Hille Haker, Ph.D.- Richard A. McCormick, S.J., Chair of Catholic Moral Theology – Loyola University Chicago
Traditionally, Catholic Ethics is divided into Catholic Moral Theology and Catholic Social Teaching and Ethics — trained in both, my work is situated at the intersection of both areas.
Beginning with my dissertation, I have worked on the ‘moral self’ and moral identity in relation to an ethics of responsibility. I argue that this central ethical question is necessarily addressed in self-narratives of various aesthetic forms: While the Christian tradition developed its own aesthetic-ethical ‘conversion-narratives’, (post-) modern literature radicalizes the ethical question of how one can ‘live well’ — and at the same time respond responsibly to the moral claims of one’s time. A history-sensitive ethics, which seeks to interpret the experience of moral agents, questions the a-historical normative foundations of moral theology and calls for the dialectical correlation of moral experiences and moral norms. My work in foundational ethics therefore takes the form of a mutually corrective correlation of hermeneutical ethics and normative ethics; it correlates especially experiences of injustice, misrecognition, humiliation and violence with the normative claim of human rights and dignity as ’empowering’ rights for human flourishing and freedom. This methodological work materializes in a critical theory of individual and social responsibility in light of the Christian tradition, as part of a broader social ethics approach in which I discuss concrete various social practices.
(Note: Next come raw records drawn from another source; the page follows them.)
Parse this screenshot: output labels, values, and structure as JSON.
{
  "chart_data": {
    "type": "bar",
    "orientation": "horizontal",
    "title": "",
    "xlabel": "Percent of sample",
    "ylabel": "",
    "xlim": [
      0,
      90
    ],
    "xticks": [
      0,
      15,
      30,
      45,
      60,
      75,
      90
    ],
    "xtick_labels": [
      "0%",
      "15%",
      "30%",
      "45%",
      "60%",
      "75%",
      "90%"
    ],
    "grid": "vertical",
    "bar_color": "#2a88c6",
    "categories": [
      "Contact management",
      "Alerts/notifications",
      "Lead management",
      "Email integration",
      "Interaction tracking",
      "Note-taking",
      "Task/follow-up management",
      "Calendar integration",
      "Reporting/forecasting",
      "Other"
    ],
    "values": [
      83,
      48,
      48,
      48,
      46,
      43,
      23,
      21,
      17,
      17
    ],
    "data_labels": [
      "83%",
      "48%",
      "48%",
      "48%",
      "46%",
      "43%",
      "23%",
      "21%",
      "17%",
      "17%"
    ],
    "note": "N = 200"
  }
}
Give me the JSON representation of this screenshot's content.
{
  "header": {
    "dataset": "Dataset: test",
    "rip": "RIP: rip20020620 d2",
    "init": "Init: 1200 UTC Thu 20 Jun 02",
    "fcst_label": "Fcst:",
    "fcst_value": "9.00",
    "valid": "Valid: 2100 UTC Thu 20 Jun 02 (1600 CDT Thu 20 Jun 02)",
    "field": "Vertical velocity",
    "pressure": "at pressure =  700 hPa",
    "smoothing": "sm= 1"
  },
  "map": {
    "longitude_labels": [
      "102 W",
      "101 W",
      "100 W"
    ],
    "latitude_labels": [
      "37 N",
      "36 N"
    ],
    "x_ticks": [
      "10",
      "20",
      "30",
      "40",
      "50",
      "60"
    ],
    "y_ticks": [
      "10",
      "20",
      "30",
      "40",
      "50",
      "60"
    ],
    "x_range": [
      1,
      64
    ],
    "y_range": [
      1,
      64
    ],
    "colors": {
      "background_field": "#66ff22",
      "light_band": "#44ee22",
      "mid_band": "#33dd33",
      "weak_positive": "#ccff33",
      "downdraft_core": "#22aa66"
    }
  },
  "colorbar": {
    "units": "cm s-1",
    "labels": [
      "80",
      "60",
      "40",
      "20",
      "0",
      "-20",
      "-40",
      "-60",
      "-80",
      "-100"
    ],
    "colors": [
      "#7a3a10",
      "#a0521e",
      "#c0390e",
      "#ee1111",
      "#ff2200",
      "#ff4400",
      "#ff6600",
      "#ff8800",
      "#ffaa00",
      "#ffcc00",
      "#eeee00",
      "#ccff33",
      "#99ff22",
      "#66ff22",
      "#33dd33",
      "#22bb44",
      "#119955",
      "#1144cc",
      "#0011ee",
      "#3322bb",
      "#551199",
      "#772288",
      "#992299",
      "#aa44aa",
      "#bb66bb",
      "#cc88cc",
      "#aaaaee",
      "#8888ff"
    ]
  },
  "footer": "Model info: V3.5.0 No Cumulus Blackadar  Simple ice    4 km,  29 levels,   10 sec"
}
Regarding such specific social practices, I have continually worked in the field of medical ethics and bioethics: among others, I have developed a social-ethical framework for an ethics of parenthood, contrasting the Christian concept of unconditional love (with the inherent normative claim to be empowered socially to realize such a love) with the implicit biopolitical values and norms which conceive parenthood as fulfillment of personal desires and resulting in a ever-new norms of a child’s ‘perfection’. Other examples of my work are a US-German healthcare chaplaincy ethics project that I have directed since 2005, or works on clinical trials, vulnerability and autonomy. In the broader area of social ethics, I have worked on HIV/AIDS, global poverty and justice, especially in the context of human rights and the Millennium Goals of the United Nations. Since 2005, I have been a member of the European Commission’s “European Group on Ethics in the Sciences and New Technologies”. This group has issued reports and recommendations for European policies on varying issues, among others, in the fields of biomedicine, biotechnology, agriculture or, recently, on the EU energy policies. I am engaged in such political, albeit independent work because I am convinced that Christian ethics is a public ethics that needs to address social-ethical and politics-ethical questions — but it can only do this in trans-disciplinary and inter-disciplinary settings.
My position at Loyola University Chicago gives me the opportunity to continue working in international settings, bridge the European and US scholarship in Catholic and Christian ethics, and prepare students for an ethics framework which is required to address the challenges of the 21st century.